A University of Maryland study suggests that in older adults, exercise may help increase the thickness of their brain’s cortex and counteract atrophy.

These results were found in both healthy older adults and those diagnosed with mild cognitive impairment (MCI), an early stage of Alzheimer’s disease, according to a media release from the University of Maryland.

The study, from the University of Maryland School of Health, included previously inactive participants (ages 61 to 88). They were put on an exercise regimen that included moderate-intensity walking on a treadmill four times a week over a 12-week period. On average, cardiorespiratory fitness improved by about 8% as a result of the training in both the healthy and MCI participants, per the release.
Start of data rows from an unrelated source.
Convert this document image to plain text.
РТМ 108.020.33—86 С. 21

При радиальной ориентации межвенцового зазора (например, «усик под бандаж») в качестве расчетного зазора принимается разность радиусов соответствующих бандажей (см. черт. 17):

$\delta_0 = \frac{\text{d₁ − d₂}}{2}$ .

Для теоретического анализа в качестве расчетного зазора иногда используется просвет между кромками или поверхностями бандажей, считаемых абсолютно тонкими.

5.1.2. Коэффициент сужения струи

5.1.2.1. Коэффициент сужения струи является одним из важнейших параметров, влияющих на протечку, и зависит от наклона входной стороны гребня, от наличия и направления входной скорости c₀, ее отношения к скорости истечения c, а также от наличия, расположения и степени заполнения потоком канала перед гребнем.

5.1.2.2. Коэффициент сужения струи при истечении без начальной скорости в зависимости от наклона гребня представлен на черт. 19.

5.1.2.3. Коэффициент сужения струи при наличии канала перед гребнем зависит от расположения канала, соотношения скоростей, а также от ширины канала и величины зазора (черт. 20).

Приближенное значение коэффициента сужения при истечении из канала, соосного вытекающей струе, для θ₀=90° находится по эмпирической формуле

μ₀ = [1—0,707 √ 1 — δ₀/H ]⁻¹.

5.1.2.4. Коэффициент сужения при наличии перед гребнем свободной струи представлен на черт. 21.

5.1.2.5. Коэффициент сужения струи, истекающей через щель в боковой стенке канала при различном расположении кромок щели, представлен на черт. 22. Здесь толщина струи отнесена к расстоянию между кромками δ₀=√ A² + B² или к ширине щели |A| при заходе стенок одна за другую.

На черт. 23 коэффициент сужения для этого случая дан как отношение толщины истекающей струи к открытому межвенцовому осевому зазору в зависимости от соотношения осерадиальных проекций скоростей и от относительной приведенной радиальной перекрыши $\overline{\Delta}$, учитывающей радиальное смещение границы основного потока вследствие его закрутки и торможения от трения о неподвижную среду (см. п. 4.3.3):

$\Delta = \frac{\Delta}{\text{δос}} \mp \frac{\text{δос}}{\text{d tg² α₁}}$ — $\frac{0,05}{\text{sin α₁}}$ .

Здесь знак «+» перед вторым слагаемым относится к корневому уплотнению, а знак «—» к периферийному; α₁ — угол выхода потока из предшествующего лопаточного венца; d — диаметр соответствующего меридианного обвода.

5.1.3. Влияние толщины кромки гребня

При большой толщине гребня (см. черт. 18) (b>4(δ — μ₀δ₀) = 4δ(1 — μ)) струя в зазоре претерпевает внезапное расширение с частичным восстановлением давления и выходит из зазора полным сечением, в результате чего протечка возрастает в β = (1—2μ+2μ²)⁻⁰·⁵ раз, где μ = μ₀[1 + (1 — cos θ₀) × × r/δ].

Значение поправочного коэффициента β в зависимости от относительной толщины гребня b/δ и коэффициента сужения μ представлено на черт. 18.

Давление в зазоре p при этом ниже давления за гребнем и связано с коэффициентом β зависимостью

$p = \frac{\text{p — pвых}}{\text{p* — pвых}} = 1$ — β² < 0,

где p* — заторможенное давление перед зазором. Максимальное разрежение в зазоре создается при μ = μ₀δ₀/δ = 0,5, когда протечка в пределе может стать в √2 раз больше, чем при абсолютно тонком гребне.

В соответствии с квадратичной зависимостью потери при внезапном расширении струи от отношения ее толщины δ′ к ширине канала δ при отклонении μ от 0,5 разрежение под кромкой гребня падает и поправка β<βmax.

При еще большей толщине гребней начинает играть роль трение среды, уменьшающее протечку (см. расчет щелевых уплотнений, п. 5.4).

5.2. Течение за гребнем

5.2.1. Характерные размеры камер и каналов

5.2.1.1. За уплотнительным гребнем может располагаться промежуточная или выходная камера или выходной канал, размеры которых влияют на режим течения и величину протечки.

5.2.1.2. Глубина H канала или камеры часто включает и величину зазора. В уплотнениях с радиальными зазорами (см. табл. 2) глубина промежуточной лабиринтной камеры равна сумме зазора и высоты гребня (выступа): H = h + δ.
Dr J. Carson Smith, associate professor of kinesiology and senior author of the study, and colleagues found that the study participants who showed the greatest improvements in fitness had the most growth in the cortical layer, including both the group diagnosed with MCI and the healthy elders. While both groups showed strong associations between increased fitness and increased cortical thickness after the intervention, the MCI participants showed greater improvements compared to healthy group in the left insula and superior temporal gyrus, two brain regions that have been shown to exhibit accelerated neurodegeneration in Alzheimer’s disease, the release explains.

“Many people think it is too late to intervene with exercise once a person shows symptoms of memory loss, but our data suggest that exercise may have a benefit in this early stage of cognitive decline,” Smith says in the release.

The study was published recently in the Journal of the International Neuropsychological Society.